Dans les forêts comme dans les plantations d'arbres de Noël
Selon le chercheur, cette étude est la première qui documente un cas de mortalité massive d'arbres attribuable à la sécheresse dans les forêts de l'est du Canada, une région reconnue pour sa pluviosité abondante. Les modèles de changements climatiques prédisent que les conditions qui favorisent la mort subite du sapin baumier seront plus fréquemment réunies au cours des prochaines décennies, ce qui n'augure rien de bon pour le roi des forêts.

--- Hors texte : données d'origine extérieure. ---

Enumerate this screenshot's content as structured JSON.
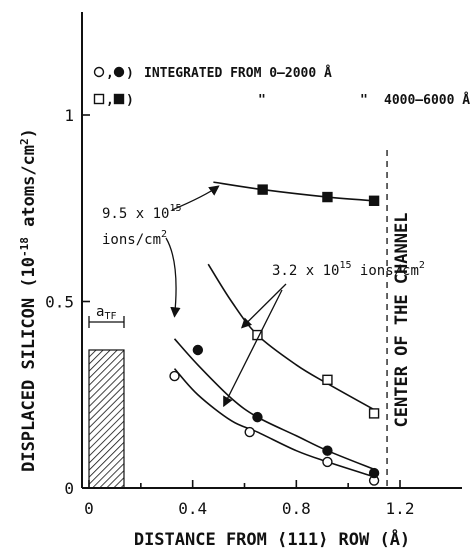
{
  "chart_data": {
    "type": "scatter",
    "xlabel": "DISTANCE FROM ⟨111⟩ ROW (Å)",
    "ylabel_main": "DISPLACED SILICON",
    "ylabel_units": "(10",
    "ylabel_exp": "-18",
    "ylabel_units_rest": " atoms/cm",
    "ylabel_units_sq": "2",
    "ylabel_close": ")",
    "xlim": [
      -0.05,
      1.3
    ],
    "ylim": [
      0,
      1.3
    ],
    "x_ticks": [
      0,
      0.4,
      0.8,
      1.2
    ],
    "x_tick_labels": [
      "0",
      "0.4",
      "0.8",
      "1.2"
    ],
    "y_ticks": [
      0,
      0.5,
      1
    ],
    "y_tick_labels": [
      "0",
      "0.5",
      "1"
    ],
    "legend": {
      "line1_markers": "○,●)",
      "line1_text": "INTEGRATED  FROM  0–2000 Å",
      "line2_markers": "□,■)",
      "line2_ditto1": "\"",
      "line2_ditto2": "\"",
      "line2_text": "4000–6000 Å"
    },
    "annotations": {
      "high_dose": "9.5 x 10",
      "high_dose_exp": "15",
      "high_dose_unit": "ions/cm",
      "high_dose_unit_sq": "2",
      "low_dose": "3.2 x 10",
      "low_dose_exp": "15",
      "low_dose_unit": "ions/cm",
      "low_dose_unit_sq": "2",
      "channel_center": "CENTER  OF  THE  CHANNEL",
      "a_tf": "a",
      "a_tf_sub": "TF"
    },
    "channel_center_x": 1.15,
    "a_tf_value": 0.135,
    "a_tf_bar_height": 0.37,
    "series": [
      {
        "marker": "open-circle",
        "x": [
          0.33,
          0.62,
          0.92,
          1.1
        ],
        "y": [
          0.3,
          0.15,
          0.07,
          0.02
        ]
      },
      {
        "marker": "filled-circle",
        "x": [
          0.42,
          0.65,
          0.92,
          1.1
        ],
        "y": [
          0.37,
          0.19,
          0.1,
          0.04
        ]
      },
      {
        "marker": "open-square",
        "x": [
          0.65,
          0.92,
          1.1
        ],
        "y": [
          0.41,
          0.29,
          0.2
        ]
      },
      {
        "marker": "filled-square",
        "x": [
          0.67,
          0.92,
          1.1
        ],
        "y": [
          0.8,
          0.78,
          0.77
        ]
      }
    ],
    "curves": [
      {
        "name": "fit-open-circle",
        "x": [
          0.33,
          0.42,
          0.55,
          0.65,
          0.8,
          0.92,
          1.1
        ],
        "y": [
          0.32,
          0.25,
          0.18,
          0.15,
          0.1,
          0.07,
          0.03
        ]
      },
      {
        "name": "fit-filled-circle",
        "x": [
          0.33,
          0.42,
          0.55,
          0.65,
          0.8,
          0.92,
          1.1
        ],
        "y": [
          0.4,
          0.33,
          0.24,
          0.19,
          0.14,
          0.1,
          0.05
        ]
      },
      {
        "name": "fit-open-square",
        "x": [
          0.46,
          0.55,
          0.65,
          0.8,
          0.92,
          1.1
        ],
        "y": [
          0.6,
          0.5,
          0.41,
          0.33,
          0.28,
          0.21
        ]
      },
      {
        "name": "fit-filled-square",
        "x": [
          0.48,
          0.67,
          0.92,
          1.1
        ],
        "y": [
          0.82,
          0.8,
          0.78,
          0.77
        ]
      }
    ]
  }
}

Le sapin baumier aime les conditions humides et c'est pourquoi on le retrouve principalement dans les forêts de l'est du Canada. Ses besoins sont les mêmes dans les plantations d'arbres de Noël. Les températures plus chaudes et les conditions plus sèches observées au cours des dernières années ont affecté les producteurs de sapins au point où certains envisagent l'installation de système d'irrigation, souligne le professeur D'Orangeville.
«En raison des changements climatiques projetés, il faudra donc plus de surveillance des insectes et des maladies, et plus de travaux d'entretien pour maintenir les sapins baumiers en bonne santé, ce qui pourrait se répercuter sur leur prix de vente, avance-t-il. On pourrait aussi assister au remplacement du sapin baumier par des espèces parentes plus résistantes aux conditions chaudes et sèches.»